The CNPP added that the result of an opinion poll conducted among Nigerian on whether or not democracy should be celebrated or mourned, indicated that 78 per cent of the respondents voted for the latter.
The statement reads in part, “78 per cent of those sampled gave a damning answer that they were mourning democracy, that there was nothing to rejoice for, when they were not part of decision making, since their votes did not count”, the statement read.
“To them, this is not the democracy Chief M.K.O.Abiola, Maj.-Gen. Shehu Musa Yar’Adua, Bobo Nwosisi, Baguda Kaltho and dozens of Nigerians died fighting for.
“They recall the high expectations and aspirations of Nigerians in getting the military back to the barracks and how those expectations were smashed by ex-president Chief Olusegun Obasanjo.
“They lament the death of Chief Bola Ige, Chief Harry Marshal, Chief A.K.Dikibo, Chief Ogbonna Uche, the over 400 that died during the Jos North Local Government election and a host of others too numerous to mention, the hunger in the midst of unprecedented oil receipt, the collapsed infrastructure and monumental corruption.”

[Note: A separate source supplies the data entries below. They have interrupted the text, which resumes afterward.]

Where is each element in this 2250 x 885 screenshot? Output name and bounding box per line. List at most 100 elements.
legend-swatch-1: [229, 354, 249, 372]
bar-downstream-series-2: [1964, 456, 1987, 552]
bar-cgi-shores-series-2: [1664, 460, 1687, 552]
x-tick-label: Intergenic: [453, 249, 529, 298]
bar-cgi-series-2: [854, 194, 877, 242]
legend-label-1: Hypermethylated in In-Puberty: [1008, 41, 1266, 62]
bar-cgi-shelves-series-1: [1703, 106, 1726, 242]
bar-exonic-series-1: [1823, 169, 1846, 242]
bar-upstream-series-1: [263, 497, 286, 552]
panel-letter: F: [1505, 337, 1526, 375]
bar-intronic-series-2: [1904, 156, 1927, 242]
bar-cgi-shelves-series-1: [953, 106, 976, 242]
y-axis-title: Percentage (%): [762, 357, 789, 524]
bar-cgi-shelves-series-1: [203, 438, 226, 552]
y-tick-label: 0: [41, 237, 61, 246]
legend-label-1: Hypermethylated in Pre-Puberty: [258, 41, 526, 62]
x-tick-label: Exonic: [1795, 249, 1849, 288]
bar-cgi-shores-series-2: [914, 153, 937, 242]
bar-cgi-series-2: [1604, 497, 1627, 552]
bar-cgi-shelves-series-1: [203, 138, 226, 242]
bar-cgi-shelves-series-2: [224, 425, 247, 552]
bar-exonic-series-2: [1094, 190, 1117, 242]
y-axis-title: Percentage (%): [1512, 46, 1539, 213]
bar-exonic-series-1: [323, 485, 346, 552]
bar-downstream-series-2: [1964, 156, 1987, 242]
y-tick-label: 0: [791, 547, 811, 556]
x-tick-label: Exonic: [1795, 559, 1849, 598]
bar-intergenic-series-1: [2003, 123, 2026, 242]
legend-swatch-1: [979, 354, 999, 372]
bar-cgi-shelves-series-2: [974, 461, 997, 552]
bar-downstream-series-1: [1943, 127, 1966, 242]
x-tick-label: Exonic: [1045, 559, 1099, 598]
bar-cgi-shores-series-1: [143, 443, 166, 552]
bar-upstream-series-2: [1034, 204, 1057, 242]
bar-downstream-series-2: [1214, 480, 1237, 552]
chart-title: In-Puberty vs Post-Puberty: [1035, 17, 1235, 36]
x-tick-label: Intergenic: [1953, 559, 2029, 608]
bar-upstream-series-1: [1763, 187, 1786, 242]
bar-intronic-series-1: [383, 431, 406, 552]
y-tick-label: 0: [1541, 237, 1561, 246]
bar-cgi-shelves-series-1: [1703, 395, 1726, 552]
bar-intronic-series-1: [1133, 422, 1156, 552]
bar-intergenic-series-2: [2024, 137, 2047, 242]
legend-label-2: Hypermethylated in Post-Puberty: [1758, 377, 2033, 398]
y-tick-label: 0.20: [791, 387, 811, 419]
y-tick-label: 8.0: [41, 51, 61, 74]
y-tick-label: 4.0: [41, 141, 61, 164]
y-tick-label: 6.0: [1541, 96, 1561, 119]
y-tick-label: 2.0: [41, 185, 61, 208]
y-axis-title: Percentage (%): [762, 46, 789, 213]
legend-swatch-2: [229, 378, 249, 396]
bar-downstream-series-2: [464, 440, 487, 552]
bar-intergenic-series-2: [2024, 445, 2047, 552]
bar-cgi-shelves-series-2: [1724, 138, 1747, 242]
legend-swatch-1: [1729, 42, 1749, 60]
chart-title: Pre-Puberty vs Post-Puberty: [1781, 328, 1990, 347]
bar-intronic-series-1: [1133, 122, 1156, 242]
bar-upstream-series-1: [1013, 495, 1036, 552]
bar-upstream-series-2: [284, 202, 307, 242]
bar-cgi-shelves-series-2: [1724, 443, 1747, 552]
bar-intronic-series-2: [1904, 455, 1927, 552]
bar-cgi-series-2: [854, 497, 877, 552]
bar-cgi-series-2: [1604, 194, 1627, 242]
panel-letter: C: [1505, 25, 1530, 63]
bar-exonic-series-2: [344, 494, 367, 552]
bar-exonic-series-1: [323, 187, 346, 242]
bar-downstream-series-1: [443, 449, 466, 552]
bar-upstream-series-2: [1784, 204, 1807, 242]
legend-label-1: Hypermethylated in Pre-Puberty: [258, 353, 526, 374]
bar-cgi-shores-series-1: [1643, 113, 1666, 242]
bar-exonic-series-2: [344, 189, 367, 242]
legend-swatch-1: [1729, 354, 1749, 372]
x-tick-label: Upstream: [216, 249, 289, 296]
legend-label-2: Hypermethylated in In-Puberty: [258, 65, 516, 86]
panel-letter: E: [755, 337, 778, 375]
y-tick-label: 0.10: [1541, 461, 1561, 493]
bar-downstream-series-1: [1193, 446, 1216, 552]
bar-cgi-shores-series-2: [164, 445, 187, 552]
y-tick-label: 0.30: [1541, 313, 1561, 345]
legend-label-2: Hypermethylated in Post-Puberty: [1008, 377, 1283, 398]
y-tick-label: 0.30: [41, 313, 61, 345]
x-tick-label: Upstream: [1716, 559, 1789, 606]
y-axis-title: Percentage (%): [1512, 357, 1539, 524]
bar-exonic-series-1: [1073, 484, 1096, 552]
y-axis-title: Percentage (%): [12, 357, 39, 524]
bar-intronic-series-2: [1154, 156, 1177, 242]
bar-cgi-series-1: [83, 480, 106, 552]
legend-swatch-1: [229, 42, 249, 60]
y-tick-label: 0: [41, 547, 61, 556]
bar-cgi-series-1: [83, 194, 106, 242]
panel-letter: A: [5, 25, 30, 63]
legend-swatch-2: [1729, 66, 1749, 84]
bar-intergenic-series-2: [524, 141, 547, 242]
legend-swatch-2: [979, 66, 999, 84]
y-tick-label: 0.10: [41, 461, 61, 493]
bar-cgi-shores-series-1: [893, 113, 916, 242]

The CNPP also said it regretted that despite a whopping N85tn realized between 1999 and 2008 from the sale of the nation’s crude oil , the federal and state governments had failed to solve the problems in the Niger Delta; provide electricity and good roads; and make education as well as health care accessible to the people.
It said the results of government’s poor performance were the crisis in the Niger Delta and the despondency in the land.
The conference further said that Nigerians bemoaned that the little hope raised when President Umaru Musa Yar’Adua assumed office on May 29, 2007 had vanished.
It added that “ the wide gulf between the President’s pronouncement of Seven Point Agenda and inaction, the cold water he poured on war against corruption and the emerging dictatorship emanating from the controversial electoral bills he presented to the National Assembly,” were the reasons why Nigerians had lost hope in his administration.